In retrospect, that may have been the day my reality and fantasy lines started to blur. So, yeah. OLTL has been a very important part of my life, and in the livelihood of my friends in the business. Just before the cancellations, mere weeks before the cancellations, I mentioned to a Twitter buddy that I was seriously considering trying, somehow, to be a soap writer. Oddly enough, this is the loftiest goal I had set for myself in many years. I don’t *do* goals. And then the news hit. Two less “prospects,” so to speak.
I just can’t get out the proper words to state what One Life to Live has meant to me. There is too much anger still about how everything went down. There is too much sadness. I’m losing another big chunk of inspiration, of my life. I mean, I found my Muse for my current work in progress in Llanview.
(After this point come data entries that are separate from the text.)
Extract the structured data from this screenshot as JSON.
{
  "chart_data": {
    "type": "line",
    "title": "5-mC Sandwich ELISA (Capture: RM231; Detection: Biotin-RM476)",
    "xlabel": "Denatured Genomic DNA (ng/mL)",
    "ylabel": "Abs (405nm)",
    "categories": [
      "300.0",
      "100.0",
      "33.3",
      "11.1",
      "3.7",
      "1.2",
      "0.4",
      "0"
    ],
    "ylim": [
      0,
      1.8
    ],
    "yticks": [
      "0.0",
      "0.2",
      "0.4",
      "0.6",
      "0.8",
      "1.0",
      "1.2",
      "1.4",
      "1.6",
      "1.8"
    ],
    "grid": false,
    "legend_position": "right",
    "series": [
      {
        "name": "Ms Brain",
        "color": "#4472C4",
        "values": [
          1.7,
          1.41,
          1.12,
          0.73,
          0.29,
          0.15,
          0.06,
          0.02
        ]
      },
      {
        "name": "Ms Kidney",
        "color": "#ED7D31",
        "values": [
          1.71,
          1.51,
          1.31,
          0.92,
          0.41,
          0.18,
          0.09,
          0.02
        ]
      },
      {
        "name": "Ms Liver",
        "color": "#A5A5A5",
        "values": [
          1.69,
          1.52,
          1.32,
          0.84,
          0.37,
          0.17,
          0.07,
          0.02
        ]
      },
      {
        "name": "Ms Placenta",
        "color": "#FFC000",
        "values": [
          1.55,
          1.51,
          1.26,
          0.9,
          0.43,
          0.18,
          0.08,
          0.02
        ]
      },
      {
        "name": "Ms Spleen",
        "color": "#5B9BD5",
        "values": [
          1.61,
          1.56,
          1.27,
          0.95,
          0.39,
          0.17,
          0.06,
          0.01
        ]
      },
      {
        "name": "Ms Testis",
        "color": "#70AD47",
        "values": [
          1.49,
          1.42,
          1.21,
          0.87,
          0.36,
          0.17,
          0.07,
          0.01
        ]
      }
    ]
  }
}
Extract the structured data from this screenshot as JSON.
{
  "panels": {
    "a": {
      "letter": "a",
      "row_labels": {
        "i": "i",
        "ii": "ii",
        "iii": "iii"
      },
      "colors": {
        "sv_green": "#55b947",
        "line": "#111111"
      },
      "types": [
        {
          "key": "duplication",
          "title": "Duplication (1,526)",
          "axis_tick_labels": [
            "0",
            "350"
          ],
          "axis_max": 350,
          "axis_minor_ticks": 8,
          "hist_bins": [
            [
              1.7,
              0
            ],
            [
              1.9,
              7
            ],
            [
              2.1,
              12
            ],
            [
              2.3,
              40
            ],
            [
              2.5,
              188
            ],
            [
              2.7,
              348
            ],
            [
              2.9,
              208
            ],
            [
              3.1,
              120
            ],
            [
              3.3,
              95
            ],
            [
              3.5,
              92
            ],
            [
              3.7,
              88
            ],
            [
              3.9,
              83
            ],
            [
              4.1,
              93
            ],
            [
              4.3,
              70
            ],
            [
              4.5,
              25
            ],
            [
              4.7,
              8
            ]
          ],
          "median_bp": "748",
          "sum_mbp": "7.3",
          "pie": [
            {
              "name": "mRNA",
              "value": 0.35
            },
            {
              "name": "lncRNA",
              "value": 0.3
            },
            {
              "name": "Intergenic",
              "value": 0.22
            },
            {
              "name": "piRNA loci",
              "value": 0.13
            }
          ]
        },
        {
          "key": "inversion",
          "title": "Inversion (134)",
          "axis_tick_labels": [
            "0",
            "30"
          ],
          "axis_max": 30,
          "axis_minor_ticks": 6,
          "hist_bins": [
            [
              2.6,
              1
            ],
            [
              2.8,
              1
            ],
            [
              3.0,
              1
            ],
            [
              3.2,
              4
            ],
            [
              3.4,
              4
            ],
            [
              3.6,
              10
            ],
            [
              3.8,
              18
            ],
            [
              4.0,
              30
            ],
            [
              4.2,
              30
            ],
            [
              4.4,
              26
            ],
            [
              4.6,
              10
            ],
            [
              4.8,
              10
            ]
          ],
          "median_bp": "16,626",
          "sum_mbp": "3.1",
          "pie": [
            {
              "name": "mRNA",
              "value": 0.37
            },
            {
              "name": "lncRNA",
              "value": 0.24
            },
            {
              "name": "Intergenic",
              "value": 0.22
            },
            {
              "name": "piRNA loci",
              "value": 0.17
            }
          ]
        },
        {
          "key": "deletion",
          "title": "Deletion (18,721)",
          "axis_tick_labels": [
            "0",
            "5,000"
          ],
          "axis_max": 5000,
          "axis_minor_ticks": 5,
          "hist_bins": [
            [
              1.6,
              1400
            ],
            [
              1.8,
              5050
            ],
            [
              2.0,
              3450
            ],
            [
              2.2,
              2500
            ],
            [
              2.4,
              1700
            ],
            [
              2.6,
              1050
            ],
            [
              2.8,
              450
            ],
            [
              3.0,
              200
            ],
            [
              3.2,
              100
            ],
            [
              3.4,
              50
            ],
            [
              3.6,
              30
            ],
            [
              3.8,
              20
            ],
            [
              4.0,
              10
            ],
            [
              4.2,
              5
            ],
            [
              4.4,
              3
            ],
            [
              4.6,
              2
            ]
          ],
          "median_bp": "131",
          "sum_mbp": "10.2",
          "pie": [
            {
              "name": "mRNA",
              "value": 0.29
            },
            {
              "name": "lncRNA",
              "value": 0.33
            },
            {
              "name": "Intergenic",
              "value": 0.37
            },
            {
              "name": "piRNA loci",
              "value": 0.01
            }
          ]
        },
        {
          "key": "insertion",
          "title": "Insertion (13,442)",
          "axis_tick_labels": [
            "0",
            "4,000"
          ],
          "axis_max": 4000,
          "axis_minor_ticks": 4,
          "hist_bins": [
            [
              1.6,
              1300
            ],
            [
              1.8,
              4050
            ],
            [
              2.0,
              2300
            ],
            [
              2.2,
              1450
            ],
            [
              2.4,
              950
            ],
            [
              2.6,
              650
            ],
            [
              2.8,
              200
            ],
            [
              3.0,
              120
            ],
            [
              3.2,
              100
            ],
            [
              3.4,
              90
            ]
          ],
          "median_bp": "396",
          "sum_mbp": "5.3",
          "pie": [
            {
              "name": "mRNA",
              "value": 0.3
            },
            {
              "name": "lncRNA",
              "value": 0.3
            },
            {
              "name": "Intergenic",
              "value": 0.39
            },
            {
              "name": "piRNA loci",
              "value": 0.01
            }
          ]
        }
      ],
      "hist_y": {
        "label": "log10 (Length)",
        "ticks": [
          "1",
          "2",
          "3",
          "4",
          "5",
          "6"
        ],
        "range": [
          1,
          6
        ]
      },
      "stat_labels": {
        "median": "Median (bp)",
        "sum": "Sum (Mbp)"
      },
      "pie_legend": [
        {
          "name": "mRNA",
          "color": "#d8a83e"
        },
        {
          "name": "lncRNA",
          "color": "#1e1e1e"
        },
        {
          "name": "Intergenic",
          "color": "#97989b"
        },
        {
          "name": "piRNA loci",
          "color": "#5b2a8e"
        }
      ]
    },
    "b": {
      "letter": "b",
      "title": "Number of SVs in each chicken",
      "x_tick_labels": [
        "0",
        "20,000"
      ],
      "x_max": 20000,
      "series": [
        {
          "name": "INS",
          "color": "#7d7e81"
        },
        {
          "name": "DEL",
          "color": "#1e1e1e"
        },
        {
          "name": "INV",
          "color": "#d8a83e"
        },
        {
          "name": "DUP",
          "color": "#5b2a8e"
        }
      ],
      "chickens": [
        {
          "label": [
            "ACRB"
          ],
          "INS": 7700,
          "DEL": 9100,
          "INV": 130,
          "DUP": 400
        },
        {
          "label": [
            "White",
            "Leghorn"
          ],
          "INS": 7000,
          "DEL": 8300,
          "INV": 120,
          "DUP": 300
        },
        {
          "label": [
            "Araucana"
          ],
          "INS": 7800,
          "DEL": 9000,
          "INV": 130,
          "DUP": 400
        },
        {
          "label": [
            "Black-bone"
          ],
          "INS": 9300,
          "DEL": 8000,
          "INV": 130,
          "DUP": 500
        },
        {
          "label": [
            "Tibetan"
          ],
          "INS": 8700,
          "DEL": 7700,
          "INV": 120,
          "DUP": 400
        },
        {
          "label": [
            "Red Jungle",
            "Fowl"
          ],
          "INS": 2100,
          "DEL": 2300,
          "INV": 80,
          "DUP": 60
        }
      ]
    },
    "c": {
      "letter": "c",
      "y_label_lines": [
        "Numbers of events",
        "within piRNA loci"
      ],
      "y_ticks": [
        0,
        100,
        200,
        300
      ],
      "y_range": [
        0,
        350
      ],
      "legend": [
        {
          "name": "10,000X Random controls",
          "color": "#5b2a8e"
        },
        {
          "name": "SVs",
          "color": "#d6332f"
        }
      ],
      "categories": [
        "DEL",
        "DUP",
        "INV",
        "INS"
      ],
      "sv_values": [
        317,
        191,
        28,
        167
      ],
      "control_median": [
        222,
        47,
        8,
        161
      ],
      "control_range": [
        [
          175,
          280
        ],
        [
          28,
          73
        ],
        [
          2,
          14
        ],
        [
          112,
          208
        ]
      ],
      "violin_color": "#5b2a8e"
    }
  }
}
I’ve been working on this one since August. And I didn’t feel a connection with my main male character. At all. Then, a couple of months ago, I turn on OLTL, and there is Josh Kelly (aka Cutter Wentworth), doing something in a way that I feel my character would, and BAM! Helllloooo, Muse! There was something about the vibe he was giving off in whatever scene was happening that day that made everything click for me. It totally unlocked my character. I liked him, I understood him, and I saw what my main female character fall in love with him. Just because of one scene.
So, now not only is daytime losing talent, I’m losing a little inspiration. A lot of inspiration.
It wasn’t fully real to me that the end was drawing near until last Thursday and Friday’s episodes. The hostage situations, the shootings, and then Starr singing that damn song at the end. A beautiful moment in the middle of chaos. That’s when it became real. That’s when I broke down in tears. Then I got mad. This show had just given us so many beautiful moments, and I don’t believe that there will be any sort of moment that comes close in either of the two replacement shows. Ever.
On Monday, January 16, my television will be black in honor of All My Children and One Life to Live. And possibly infinitely.
I’m not the type of person who has a lot of hope, in general, but I’m still holding out a little hope for our shows.